The core problem slowapi solves is preventing abuse and ensuring fair usage of your API resources. Without it, a single user or bot could overwhelm your server, impacting performance for everyone else. slowapi provides a flexible way to define these limits.

Internally, slowapi uses a storage backend to keep track of request counts. By default, it uses an in-memory store, which is fast but not persistent across application restarts. For production, you’ll want to configure it to use something like Redis.

Here’s how you’d configure Redis:

from slowapi import Limiter
from slowapi.util import get_remote_address
from slowapi.storage.redis_storage import RedisStorage
import redis

# Connect to Redis
redis_client = redis.Redis(host='localhost', port=6379, db=0)

# Configure the Limiter with Redis storage
limiter = Limiter(
    key_func=get_remote_address,
    storage_uri="redis://localhost:6379/0" # Or use redis_client directly
)

The storage_uri tells slowapi where to find your Redis instance. If you omit it, it defaults to memory://. Using Redis is essential for distributed systems or when you need your rate limits to survive application restarts.

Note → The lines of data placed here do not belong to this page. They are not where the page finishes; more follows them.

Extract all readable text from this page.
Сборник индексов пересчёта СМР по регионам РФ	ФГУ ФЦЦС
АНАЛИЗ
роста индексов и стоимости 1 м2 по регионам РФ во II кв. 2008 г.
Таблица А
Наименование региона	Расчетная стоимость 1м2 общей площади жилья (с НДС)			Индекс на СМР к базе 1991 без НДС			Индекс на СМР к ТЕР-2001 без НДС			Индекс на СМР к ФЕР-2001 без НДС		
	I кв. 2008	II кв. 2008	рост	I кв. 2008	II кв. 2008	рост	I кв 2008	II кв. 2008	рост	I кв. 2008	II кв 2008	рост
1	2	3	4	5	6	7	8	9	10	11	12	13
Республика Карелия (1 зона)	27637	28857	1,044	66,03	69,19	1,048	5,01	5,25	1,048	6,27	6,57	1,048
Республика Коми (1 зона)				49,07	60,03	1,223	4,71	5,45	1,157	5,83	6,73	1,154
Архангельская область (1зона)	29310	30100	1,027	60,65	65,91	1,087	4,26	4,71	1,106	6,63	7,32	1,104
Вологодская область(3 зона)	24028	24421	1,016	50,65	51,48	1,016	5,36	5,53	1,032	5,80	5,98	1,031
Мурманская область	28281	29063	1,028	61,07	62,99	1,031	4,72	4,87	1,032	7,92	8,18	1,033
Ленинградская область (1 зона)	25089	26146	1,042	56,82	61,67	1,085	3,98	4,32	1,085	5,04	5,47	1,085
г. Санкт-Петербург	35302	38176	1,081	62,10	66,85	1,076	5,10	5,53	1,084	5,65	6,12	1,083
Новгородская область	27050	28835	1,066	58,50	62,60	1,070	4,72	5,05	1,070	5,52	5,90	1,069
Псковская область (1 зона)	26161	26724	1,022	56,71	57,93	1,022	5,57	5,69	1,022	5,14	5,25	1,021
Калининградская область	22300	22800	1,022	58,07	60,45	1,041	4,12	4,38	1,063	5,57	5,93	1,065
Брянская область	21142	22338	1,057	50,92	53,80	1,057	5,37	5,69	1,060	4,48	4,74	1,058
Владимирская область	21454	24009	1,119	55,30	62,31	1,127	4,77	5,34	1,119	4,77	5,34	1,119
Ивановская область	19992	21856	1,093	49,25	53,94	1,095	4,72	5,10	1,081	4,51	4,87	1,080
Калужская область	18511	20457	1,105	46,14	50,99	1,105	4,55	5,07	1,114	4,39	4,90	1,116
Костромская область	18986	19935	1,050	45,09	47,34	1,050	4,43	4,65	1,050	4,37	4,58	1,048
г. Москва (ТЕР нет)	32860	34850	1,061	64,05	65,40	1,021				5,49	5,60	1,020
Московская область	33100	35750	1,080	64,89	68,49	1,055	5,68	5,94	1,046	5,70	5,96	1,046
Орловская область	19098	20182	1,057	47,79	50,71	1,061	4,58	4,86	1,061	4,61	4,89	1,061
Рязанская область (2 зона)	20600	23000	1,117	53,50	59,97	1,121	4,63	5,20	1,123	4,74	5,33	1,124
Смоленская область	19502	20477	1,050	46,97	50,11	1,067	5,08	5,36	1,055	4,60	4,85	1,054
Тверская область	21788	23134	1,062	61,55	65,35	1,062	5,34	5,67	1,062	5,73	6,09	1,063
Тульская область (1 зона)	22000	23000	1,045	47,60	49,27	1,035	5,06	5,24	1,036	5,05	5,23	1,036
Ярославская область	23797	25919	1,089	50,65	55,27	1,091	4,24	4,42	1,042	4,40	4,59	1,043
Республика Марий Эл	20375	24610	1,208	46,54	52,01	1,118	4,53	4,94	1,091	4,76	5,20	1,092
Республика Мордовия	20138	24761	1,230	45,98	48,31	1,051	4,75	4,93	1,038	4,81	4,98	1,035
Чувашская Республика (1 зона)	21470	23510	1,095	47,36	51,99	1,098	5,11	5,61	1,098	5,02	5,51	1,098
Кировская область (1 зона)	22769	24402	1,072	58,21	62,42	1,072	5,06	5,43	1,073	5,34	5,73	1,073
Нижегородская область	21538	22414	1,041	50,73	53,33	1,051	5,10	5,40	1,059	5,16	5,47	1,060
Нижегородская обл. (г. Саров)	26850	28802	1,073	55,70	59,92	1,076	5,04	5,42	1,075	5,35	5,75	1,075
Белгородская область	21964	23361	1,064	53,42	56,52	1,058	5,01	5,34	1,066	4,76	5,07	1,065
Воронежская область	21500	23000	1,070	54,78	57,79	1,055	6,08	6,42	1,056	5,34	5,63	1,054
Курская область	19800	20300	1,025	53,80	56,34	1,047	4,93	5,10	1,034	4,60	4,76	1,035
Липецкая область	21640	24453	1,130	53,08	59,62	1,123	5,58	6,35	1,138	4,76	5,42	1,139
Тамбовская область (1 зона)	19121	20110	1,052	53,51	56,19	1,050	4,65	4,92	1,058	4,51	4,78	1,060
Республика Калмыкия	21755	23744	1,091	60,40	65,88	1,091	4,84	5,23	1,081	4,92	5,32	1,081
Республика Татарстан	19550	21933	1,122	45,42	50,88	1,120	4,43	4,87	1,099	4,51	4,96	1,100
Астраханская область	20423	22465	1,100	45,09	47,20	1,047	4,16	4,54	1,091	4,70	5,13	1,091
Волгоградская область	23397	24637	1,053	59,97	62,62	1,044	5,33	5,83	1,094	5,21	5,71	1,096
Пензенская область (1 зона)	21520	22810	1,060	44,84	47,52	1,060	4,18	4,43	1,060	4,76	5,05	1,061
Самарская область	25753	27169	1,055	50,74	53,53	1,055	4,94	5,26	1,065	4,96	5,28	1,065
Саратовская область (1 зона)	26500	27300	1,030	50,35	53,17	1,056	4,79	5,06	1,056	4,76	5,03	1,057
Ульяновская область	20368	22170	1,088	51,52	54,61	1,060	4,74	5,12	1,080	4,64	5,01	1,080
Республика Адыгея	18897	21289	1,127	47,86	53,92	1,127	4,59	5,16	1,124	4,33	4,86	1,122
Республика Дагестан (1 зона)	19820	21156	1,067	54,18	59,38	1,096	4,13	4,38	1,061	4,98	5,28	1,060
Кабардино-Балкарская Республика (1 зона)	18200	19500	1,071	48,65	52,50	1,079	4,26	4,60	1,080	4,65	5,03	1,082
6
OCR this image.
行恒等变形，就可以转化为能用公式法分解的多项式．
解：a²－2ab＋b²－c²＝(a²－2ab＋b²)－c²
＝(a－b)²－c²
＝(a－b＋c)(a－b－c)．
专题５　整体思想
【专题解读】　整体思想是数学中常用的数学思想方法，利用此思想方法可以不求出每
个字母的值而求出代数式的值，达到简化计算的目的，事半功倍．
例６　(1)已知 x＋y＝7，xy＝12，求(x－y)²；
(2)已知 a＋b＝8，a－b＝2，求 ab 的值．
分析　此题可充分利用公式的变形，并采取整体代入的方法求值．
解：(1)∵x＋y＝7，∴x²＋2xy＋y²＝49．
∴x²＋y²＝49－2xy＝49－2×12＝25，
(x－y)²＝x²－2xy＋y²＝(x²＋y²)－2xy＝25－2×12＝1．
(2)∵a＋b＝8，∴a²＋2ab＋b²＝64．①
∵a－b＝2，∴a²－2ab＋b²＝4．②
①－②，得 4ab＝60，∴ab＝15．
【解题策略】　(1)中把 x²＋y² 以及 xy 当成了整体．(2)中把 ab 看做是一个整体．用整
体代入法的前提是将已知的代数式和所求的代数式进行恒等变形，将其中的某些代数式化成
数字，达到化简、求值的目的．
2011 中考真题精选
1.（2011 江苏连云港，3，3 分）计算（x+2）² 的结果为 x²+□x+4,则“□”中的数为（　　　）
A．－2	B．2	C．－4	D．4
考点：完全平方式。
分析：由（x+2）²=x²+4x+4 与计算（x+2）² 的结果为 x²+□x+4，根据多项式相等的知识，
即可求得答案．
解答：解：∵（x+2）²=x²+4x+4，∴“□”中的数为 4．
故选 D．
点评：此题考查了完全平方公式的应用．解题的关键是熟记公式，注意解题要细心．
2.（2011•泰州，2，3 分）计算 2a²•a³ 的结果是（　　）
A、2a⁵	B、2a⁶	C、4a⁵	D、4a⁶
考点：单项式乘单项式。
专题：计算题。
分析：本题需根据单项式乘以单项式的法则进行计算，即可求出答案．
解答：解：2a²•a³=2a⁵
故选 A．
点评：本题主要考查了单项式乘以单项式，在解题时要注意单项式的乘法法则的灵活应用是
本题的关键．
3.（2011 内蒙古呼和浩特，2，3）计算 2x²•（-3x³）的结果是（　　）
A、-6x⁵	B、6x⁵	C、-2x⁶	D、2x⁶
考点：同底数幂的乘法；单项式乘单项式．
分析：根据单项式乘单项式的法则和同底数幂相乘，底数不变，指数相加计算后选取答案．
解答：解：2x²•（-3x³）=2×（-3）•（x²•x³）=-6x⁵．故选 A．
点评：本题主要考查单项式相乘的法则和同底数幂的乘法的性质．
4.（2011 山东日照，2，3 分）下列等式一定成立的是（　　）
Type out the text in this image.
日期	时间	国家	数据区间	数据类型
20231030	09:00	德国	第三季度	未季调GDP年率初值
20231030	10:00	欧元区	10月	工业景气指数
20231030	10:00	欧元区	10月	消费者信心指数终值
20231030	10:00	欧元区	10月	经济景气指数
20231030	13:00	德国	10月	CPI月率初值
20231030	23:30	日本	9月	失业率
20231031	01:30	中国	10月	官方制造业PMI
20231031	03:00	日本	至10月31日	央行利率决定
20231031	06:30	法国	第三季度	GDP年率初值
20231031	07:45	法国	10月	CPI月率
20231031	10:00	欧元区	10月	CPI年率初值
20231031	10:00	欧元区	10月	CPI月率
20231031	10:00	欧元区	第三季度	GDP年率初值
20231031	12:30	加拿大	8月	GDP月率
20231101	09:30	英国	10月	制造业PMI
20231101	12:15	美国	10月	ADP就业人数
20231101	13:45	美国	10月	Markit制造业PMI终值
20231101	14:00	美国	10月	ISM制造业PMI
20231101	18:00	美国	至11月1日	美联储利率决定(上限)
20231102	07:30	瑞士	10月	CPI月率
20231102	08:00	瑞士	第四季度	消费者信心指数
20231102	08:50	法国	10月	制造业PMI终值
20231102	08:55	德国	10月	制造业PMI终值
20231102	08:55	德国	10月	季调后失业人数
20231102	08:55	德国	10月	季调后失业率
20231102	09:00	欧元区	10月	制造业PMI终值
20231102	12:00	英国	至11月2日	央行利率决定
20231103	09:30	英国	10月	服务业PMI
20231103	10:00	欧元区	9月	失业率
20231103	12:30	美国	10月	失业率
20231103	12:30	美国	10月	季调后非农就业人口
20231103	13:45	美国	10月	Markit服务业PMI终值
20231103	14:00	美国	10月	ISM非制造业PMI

You can define limits in various granularities:

Global limits: Apply to all routes.
Route-specific limits: As shown with @limiter.limit("5/minute").
Per-user limits: If you have authentication, you can use request.user.id as the key.
Complex rules: slowapi supports more than just simple time-based limits, like 100/hour, 1/day, or even 30/10m (30 requests per 10 minutes).

The most surprising thing is how easily you can bypass the default get_remote_address logic if you’re behind a proxy or load balancer that terminates SSL and rewrites headers. If your X-Forwarded-For headers aren’t correctly configured or trusted, slowapi might end up seeing the IP of your proxy, not the actual client, meaning all your users appear to come from a single IP and share the same rate limit.

To handle this, you’d often customize the key_func:

from fastapi import FastAPI, Request
from slowapi import Limiter
from slowapi.util import get_remote_address

app = FastAPI()

def get_real_remote_address(request: Request):
    # Try to get IP from X-Forwarded-For header,
    # trusting it only if behind a known proxy.
    # This is a simplified example; robust solutions involve
    # configuring trusted proxies.
    if request.headers.get("X-Forwarded-For"):
        return request.headers.get("X-Forwarded-For").split(",")[0]
    return get_remote_address(request)

limiter = Limiter(key_func=get_real_remote_address)

@app.get("/secure")
@limiter.limit("10/minute")
async def secure_endpoint():
    return {"message": "Secure data"}

This get_real_remote_address function attempts to extract the original client IP from the X-Forwarded-For header. In a real-world scenario, you’d need a more robust way to determine if you trust that header, often by configuring your web server or load balancer to set it only for trusted upstream IPs.

The next step is often integrating custom logic into your rate limiting, perhaps allowing certain authenticated users higher limits or applying different rules based on the request payload.